With this machinery in place our previous example starts to work, fantastic! This has saved us so much headache and complication in our code. Want it? Click one of the badges below!

Scoped Logging

Okay, let's take a minute to remember how frigging awesome the log crate is. If you've got a project, large or small, this crate is super handy for helping trace, debug, and log whatever you need and to do it only when needed! The best part about the log crate is that when logs are off it's a simple noop.

One problem we identified, however, was that sometimes it was very difficult to identify the source of a log message. Asking "Did it come from foo or bar?" is only fun so many times.

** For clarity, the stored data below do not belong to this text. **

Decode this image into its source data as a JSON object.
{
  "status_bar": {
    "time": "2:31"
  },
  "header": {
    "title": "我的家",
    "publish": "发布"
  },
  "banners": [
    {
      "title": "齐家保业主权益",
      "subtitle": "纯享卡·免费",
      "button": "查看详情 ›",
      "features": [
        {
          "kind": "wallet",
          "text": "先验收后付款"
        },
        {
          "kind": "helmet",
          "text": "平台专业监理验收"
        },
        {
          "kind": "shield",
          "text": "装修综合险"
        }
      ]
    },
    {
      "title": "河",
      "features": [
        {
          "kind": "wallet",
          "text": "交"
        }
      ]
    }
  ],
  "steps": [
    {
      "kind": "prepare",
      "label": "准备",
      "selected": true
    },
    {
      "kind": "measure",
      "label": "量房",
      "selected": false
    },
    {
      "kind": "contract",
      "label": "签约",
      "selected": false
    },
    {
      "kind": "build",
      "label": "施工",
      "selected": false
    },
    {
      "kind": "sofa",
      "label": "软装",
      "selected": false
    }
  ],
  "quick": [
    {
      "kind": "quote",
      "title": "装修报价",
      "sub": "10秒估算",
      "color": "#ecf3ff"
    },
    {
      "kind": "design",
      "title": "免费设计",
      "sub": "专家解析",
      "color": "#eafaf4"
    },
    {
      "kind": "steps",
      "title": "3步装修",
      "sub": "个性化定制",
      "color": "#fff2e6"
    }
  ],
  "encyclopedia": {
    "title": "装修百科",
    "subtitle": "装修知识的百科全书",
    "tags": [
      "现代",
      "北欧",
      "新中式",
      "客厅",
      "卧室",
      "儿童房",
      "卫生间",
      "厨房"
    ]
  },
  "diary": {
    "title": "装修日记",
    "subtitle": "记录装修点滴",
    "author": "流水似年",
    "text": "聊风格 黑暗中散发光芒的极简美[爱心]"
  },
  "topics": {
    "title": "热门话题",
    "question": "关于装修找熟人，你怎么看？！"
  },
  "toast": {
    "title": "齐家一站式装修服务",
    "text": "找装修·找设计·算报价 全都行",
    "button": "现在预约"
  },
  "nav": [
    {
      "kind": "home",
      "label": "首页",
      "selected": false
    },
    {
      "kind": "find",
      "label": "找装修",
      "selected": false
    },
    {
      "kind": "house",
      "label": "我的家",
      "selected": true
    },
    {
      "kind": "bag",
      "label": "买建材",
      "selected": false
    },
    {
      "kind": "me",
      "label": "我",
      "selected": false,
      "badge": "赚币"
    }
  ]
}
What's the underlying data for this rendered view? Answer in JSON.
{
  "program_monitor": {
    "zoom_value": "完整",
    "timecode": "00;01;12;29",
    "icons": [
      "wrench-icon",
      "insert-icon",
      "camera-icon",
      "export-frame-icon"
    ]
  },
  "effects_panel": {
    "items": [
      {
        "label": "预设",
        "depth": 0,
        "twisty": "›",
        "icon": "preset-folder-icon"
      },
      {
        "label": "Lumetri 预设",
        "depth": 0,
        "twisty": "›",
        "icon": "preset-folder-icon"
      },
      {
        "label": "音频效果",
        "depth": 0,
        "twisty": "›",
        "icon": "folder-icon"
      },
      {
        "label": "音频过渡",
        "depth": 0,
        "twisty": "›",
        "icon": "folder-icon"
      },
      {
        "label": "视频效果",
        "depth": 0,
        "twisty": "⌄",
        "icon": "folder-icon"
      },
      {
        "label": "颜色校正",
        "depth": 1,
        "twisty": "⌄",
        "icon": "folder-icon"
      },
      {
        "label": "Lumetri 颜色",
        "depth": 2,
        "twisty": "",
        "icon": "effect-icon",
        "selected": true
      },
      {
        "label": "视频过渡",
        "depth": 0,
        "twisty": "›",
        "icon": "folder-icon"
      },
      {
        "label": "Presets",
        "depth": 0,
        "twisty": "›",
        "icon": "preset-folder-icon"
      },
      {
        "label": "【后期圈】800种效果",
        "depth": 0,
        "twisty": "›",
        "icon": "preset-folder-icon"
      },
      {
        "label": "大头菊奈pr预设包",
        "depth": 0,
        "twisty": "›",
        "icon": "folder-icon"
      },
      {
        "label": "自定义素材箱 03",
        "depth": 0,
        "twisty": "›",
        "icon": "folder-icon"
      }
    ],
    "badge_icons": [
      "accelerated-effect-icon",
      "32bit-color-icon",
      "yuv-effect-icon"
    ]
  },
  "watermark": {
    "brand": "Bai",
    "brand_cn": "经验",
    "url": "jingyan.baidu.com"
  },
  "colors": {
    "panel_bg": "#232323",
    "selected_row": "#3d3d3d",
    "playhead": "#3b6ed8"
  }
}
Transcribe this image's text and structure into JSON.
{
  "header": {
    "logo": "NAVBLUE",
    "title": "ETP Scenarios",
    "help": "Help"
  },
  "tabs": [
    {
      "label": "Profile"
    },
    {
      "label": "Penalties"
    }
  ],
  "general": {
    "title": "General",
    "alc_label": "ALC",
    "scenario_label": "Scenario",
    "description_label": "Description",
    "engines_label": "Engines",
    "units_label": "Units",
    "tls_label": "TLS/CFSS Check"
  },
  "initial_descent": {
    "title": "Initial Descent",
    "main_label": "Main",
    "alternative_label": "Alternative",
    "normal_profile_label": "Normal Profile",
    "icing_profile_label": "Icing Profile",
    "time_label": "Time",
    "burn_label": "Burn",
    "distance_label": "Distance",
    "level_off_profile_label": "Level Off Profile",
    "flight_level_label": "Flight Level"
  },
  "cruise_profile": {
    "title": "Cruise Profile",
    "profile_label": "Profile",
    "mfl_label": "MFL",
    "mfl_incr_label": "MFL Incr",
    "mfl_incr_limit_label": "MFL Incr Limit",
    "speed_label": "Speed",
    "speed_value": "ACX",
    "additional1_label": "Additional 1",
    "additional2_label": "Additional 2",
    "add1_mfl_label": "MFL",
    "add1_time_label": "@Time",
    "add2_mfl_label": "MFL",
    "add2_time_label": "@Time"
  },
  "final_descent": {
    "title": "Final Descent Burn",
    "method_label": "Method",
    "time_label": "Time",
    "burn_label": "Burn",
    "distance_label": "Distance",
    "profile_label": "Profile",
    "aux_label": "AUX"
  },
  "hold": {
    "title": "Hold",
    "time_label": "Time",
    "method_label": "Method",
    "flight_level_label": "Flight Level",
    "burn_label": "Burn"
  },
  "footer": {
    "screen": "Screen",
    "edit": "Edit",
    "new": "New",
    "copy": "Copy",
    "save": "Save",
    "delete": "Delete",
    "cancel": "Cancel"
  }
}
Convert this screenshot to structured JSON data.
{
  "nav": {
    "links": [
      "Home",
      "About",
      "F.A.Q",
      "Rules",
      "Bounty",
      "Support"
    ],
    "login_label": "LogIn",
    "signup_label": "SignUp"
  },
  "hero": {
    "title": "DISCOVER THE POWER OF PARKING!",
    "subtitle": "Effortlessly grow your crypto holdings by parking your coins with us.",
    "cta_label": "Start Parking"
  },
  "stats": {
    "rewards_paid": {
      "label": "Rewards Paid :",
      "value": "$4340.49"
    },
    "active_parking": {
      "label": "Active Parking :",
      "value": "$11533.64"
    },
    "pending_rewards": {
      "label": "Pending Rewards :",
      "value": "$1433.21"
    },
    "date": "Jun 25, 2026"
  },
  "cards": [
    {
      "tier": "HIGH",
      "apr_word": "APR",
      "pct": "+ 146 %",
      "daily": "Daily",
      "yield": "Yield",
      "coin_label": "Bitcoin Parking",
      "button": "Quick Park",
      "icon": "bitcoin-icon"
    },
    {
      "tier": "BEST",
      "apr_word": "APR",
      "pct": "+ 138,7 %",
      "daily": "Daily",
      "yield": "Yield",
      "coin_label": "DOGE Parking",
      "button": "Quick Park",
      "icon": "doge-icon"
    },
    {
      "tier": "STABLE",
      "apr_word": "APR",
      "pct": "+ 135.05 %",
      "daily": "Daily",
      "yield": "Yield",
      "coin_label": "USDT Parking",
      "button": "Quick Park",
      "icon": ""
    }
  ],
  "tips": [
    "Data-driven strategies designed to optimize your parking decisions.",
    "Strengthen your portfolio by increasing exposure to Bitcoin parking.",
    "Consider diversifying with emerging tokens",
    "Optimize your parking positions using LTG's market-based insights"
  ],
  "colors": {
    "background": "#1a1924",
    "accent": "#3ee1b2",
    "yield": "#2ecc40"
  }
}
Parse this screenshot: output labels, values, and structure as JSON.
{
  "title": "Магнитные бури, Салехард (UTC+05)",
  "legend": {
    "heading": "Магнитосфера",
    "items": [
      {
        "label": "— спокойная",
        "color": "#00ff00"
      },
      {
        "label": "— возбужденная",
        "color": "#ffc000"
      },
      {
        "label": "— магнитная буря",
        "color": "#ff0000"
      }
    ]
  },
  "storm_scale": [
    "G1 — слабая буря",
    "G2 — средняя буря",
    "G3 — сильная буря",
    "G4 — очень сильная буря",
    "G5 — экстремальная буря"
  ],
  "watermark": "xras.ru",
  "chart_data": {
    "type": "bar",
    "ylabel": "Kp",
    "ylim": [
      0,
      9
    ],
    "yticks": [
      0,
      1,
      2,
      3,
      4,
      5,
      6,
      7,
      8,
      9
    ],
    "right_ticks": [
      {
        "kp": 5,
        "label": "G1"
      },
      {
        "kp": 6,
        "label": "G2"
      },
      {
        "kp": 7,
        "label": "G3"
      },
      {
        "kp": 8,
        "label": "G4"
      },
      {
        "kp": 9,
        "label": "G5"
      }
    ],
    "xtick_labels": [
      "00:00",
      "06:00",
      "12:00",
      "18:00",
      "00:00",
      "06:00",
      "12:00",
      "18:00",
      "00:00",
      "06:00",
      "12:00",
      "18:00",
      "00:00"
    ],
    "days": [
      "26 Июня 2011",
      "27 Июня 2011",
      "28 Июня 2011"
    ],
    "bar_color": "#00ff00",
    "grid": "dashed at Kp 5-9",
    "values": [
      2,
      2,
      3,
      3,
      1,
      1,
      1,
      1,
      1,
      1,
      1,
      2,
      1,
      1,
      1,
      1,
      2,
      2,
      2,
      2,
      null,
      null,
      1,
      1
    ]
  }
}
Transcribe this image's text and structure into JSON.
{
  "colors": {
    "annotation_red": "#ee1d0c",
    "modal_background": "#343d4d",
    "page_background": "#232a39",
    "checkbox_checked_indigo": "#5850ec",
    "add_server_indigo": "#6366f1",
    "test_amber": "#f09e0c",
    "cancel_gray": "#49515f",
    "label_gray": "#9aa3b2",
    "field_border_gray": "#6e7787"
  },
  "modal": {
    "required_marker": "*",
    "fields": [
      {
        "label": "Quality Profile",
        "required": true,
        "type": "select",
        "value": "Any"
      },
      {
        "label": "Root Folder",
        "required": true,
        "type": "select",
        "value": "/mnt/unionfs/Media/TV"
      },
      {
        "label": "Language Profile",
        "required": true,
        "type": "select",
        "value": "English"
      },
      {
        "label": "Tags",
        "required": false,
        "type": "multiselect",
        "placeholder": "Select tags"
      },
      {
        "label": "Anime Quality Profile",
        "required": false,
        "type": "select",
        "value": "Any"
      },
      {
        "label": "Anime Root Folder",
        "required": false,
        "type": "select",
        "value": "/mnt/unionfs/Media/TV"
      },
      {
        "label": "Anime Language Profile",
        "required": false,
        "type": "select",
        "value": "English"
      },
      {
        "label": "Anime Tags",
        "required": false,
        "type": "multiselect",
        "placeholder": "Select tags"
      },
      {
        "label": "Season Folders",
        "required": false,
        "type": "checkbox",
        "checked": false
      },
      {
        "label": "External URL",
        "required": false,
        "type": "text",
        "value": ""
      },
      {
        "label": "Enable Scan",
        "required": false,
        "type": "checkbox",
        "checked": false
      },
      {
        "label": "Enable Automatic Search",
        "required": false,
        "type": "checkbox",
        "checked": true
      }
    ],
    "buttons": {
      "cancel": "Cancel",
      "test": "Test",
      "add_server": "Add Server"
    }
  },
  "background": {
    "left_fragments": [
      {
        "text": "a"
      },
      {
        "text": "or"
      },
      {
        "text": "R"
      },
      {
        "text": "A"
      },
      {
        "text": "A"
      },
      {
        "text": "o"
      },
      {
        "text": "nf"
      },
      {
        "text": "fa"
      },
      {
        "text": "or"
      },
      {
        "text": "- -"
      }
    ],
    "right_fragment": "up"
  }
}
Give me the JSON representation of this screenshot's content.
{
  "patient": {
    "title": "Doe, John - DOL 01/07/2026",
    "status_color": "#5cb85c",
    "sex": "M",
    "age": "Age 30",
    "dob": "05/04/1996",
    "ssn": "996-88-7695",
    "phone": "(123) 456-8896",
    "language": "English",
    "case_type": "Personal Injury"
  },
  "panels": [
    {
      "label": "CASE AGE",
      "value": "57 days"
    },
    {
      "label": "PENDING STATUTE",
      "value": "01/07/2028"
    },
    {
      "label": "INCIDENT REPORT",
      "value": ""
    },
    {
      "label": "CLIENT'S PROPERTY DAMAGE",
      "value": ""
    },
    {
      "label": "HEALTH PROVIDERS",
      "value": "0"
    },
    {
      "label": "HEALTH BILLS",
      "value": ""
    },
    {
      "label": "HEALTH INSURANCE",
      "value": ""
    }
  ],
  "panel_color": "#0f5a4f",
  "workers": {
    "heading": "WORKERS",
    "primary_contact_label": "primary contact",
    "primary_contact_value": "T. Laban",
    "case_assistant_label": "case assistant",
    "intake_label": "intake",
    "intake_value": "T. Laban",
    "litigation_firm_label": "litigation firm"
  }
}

James and Dan put together the scoped_log crate to help with this. Check out the documentation there for a usage example.

When we use this crate with tests (which makes it all that much more awesome!) we use the following macro.

/// Prepares the environment testing. Should be called as the first line of every test with the
/// name of the test as the only argument.
#[cfg(test)]
macro_rules! setup_test {
    ($test_name:expr) => (
        let _ = env_logger::init();
        push_log_scope!($test_name);
    );
}

Now our logs look like this:

INFO:raft::replica: test_apply_client_message: ElectionTimeout
INFO:raft::replica: test_election_3: ElectionTimeout
INFO:raft::replica: test_election_2: ElectionTimeout
INFO:raft::replica: test_apply_client_message: transitioning to Leader
INFO:raft::replica: test_election_5: ElectionTimeout
INFO:raft::replica: test_election_5: transitioning to Candidate
DEBUG:raft::replica: test_election_5: Replica { id: 3, state: Follower, term: 0, index: 0 }: RequestVoteRequest from Replica { id: 0, term: 1, latest_log_term: 0, latest_log_index: 0 }

Much more context that we barely have to tool. Fantastic! This crate even maintains the same noop characteristic of the log crate which it heavily relies on. Want it?

Travis & Cargo!

If you've read any of my other articles you probably know I love tooling and automation. After my Rust, Travis, and Github Pages article Huon created the fantastic travis-cargo tool! It's incredible!

With its help we've moved to a sudo-less build and overall things work much better. I'll talk more about out tooling and infrastructure in a later post!

Aside: Contributors!!!

We now have 3 whole code contributors to Raft! This includes Dan Burkert, James McGlashan, and myself (Ana Hobden). I'd like to thank both James and Dan for their awesome work, interest, and mentorship!